David Stern, Director (Company)

Answered Thu

The best way to evaluate this is by looking at the audiences. When I started playing in 1968, we were young kids playing for young kids. There was excitement when a major artist like the Beatles, Stones, Hendrix, etc. were about to release new music. We would get together in the basement of the one kid who had enough money to buy an album, and analyze the music for hours.

Today, even the most progressive bands are playing from an older audience. Alternative clubs are populated by 40 somethings who would never have entered a rock club in the 60s. Rock, today, is like jazz was in the 60s. There were brilliant musicians and passionate fans, but the last great outburst of creativity, bebop, was already passe’.

Let’s look at some data points:


The basic components of rock haven’t changed since the late 60s. I first started performing in 68, yet there is not a single piece of rock music published today that I could not play.

By contrast, there is no way a guitarist trained in 1918 could use the same style of playing in 1968. 

Rock is stagnate.

All the industry energy is in EDM, Pop and and Pop R & B. Kids don’t listen to rock, en masse. 34.8% of 18 -29 year olds claim rock as their preferred format. By contrast, 58.3% of 50 to 64 year olds claim rock as their preferred format.

Rock is old geezer music.

The performers of rock are aging. From the surviving Beatles, Who, Kinks, Stones, etc. the age of the musicians is mid 70s to early 80s. Punks are in the their late 60s.

Even the most recent important musicians, like Radiohead, are middle-aged. Jonny Greenwood is the youngest, at 47, and much of his creative energies, these days, go to film scores.

By contrast, most performers in the 60s and 70s were in their late teens to early 20s.

Because of the ease and fun of playing rock, millions of songs have been written. All of the chord changes that are pleasing to the ear have been used up and most of the emotional depth of the human soul have been expressed.

Groups that do have a brief period in the sun, these days, do so by mining the palette of the past. Can anybody give me a Greta Van Fleet?

My position is that the next “big thing” will come from left field, and we won’t recognize it at the time. Here are a few things that I have noticed:

It seems like that it has been awhile since the last big “youth culture” movement. Hipsterism was a late 20s, early 30s thing, not widely adapted and generally disdained. Hip Hop culture is the last mass movement, and it is long in the tooth and generally urban. The last major rock youth movement was Grunge, a mid 80s/early 90s phenomenon simultaneously with Goth. There was a minor and regional flowering of Emo in the early 2000s. 

So, we have probably gone 25 years without a major rock-based youth culture.
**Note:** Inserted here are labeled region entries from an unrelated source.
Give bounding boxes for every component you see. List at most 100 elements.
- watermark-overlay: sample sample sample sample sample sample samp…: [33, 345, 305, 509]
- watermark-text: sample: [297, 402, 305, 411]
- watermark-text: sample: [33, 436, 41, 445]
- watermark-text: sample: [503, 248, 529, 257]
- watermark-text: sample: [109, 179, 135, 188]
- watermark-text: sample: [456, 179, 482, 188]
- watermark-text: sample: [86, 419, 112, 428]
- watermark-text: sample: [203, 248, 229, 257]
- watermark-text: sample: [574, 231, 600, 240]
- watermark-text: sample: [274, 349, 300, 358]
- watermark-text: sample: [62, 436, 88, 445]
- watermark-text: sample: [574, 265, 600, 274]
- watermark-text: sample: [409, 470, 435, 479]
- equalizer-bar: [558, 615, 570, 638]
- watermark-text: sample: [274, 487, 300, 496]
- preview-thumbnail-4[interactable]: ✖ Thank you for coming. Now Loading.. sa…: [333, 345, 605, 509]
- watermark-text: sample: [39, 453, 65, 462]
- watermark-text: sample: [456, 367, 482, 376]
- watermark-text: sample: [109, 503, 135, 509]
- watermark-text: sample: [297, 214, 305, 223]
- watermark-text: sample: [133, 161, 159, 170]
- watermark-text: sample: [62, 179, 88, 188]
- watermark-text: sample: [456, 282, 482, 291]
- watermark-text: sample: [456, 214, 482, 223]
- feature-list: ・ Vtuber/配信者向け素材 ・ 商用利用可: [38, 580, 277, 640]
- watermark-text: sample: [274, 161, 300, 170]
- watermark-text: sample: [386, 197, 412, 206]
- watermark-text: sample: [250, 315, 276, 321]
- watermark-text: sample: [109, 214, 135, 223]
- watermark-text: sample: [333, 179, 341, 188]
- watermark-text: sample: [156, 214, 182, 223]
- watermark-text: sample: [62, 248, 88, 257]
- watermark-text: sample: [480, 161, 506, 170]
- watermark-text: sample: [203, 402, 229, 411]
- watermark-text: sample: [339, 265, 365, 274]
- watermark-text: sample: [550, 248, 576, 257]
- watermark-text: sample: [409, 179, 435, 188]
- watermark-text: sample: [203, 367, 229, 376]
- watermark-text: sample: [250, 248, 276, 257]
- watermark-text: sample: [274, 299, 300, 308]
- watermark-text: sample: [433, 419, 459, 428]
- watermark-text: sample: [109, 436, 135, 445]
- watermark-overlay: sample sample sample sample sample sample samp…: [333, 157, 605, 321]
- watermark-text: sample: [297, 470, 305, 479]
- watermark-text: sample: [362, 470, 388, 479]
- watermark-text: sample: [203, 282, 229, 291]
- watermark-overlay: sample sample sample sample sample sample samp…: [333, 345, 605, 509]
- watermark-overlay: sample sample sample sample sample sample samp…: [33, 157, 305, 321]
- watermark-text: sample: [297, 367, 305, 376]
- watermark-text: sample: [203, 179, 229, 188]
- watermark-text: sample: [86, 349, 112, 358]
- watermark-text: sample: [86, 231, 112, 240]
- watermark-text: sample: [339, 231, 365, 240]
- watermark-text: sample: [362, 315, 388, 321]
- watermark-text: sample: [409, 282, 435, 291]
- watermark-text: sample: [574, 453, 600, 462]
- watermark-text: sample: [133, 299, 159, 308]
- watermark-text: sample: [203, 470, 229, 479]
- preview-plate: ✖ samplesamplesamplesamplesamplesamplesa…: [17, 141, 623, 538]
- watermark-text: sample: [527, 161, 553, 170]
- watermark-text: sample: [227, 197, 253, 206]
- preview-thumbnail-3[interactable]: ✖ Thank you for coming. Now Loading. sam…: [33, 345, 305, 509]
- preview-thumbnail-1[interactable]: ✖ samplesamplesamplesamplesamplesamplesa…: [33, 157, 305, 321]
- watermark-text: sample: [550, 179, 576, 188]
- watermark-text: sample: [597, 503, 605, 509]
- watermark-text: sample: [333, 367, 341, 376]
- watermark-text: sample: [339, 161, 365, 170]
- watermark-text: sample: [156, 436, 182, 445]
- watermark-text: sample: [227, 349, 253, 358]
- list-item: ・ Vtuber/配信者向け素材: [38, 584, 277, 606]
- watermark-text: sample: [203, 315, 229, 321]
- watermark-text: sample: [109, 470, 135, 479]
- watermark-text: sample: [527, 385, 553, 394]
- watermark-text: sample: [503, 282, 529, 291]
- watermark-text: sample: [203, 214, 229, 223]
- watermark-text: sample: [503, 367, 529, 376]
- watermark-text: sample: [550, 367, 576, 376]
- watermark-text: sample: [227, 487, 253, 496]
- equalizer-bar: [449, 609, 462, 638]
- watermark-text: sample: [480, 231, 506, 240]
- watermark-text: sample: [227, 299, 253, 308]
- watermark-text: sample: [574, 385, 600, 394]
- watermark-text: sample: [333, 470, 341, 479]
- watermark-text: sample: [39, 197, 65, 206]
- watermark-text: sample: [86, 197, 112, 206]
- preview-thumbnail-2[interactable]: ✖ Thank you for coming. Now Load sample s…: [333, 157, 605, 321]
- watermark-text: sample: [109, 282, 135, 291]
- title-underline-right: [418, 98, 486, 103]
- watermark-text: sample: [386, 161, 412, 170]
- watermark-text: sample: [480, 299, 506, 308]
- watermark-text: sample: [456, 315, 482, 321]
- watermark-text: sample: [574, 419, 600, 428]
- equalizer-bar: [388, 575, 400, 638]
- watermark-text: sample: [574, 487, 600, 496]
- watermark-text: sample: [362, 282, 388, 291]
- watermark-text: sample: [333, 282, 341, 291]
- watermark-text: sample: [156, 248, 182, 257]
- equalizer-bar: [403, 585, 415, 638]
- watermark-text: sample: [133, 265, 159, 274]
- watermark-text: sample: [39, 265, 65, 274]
We have gone 20 years without a noticeable subculture that was previously unrecognized before, of any kind.

The internet has caused a splintering of taste. The constraints of availability caused mass movements, in the past. Now, everybody can self-select their micro-movement.

So, yes, there are many good rock musicians playing interesting music, but the sociological factors turning rock into a vibrant movement - the war, counterculture, newness, lack of alternative choice, have changed.